2

In my application I want to provide the ability to let users replace some string data using regular expressions. The strings may contain UTF-8 encoded octets and thus regex_replace should be UTF-8 aware.

On prototyping the regex functionality I got some strange behavior as demonstrated by the following program:

#include <iostream>
#include <string>
#include <regex>
int main() {
    std::locale::global(std::locale("en_US.UTF-8"));
    std::string origStr = u8"Süße Grüße aus Österreich wünschen FLÜSSE!";
    std::string patternStr = u8"\\w+";
    std::string replaceStr = u8"_$1_";
    std::cout << "REPLACE '" << patternStr << "' with '" << replaceStr << "' in '" << origStr << "'" << std::endl;

    std::cout << "C++ STL:" << std::endl;
    std::regex pattern(patternStr, std::regex_constants::ECMAScript);
    std::cout << std::regex_replace(origStr, pattern, replaceStr) << std::endl;

    std::cout << "C++ STL with icase:" << std::endl;
    std::regex patternIcase(patternStr, std::regex_constants::ECMAScript | std::regex_constants::icase);
    std::cout << std::regex_replace(origStr, patternIcase, replaceStr) << std::endl;
}

Output:

REPLACE '\w+' with '_$1_' in 'Süße Grüße aus Österreich wünschen FLÜSSE!'
C++ STL:
__ __ __ __ __ __!
C++ STL with icase:
__üß__ __üß__ __ Ö__ __ü__ __Ü__!

The first result line is what's expected. The second line, however, is not. The flag std::regex_constants::icase seems to prevent \w from matching UTF-8 characters. Why is this happening?

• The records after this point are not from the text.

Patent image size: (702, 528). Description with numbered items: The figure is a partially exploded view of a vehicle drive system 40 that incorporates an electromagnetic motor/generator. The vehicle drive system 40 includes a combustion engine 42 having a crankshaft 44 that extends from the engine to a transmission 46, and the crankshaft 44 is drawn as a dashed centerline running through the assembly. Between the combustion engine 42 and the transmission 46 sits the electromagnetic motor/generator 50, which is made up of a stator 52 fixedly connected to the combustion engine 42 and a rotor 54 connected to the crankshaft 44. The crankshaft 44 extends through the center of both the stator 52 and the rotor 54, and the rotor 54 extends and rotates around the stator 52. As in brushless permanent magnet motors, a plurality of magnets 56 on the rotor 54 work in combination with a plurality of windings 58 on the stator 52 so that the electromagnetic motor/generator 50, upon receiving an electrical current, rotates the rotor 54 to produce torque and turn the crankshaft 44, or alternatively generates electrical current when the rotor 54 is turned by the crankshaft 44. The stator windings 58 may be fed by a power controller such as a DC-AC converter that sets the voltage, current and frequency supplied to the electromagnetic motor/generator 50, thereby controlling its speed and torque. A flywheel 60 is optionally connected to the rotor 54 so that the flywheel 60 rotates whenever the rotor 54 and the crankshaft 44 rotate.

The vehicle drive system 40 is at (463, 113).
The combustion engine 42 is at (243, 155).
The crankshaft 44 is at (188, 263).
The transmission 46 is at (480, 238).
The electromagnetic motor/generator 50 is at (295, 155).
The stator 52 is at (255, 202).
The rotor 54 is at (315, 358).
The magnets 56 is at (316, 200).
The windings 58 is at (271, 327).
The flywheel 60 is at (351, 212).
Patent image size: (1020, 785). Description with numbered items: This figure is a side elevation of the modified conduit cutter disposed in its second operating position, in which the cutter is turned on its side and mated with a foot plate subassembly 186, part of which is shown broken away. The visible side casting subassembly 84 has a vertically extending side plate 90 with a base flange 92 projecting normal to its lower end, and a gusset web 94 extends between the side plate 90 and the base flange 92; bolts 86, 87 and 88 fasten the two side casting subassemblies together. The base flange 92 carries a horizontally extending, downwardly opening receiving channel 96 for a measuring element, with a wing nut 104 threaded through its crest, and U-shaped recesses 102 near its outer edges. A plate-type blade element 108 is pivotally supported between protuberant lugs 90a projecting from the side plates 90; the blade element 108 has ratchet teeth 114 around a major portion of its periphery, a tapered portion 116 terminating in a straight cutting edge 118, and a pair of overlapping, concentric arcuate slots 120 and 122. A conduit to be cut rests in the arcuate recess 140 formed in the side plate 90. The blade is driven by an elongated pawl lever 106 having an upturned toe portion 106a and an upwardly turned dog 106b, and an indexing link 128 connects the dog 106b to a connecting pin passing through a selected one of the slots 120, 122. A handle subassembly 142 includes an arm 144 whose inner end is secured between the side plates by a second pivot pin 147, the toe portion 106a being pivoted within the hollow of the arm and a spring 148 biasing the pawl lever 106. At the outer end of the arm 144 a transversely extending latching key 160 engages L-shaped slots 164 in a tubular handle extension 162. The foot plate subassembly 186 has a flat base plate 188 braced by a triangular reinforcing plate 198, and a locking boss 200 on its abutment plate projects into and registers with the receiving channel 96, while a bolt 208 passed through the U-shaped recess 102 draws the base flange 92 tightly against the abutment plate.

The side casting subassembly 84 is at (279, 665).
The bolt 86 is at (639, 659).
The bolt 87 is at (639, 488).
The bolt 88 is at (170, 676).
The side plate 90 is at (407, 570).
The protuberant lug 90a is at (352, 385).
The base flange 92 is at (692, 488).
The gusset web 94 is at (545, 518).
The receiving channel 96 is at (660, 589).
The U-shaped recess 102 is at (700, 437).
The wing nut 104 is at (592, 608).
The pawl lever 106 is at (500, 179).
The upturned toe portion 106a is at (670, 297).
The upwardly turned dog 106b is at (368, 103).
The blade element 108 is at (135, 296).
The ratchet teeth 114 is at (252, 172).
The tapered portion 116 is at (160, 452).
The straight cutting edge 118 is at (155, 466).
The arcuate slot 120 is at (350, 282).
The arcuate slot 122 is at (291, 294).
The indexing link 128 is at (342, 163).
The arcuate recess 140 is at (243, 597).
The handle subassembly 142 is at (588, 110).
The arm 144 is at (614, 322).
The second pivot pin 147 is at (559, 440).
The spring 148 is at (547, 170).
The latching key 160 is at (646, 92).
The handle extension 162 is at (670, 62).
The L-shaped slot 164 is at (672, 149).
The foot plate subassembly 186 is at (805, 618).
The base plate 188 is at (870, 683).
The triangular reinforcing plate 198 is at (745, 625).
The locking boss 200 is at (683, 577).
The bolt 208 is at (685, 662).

I also tried using boost::regex where \w doesn't match a UTF-8 character, no matter if case is ignored or not.

Command to build and run:

g++ -std=c++14 -Wall -pedantic simple-replace.cpp -o simple-replace && ./simple-replace

I'm using macOS High Sierra, g++ -v says: Apple LLVM version 10.0.0 (clang-1000.11.45.5).

Update:

As to why this should work at all, this answer says:

You would need to test your compiler and the system you are using, but in theory, it will be supported if your system has a UTF-8 locale.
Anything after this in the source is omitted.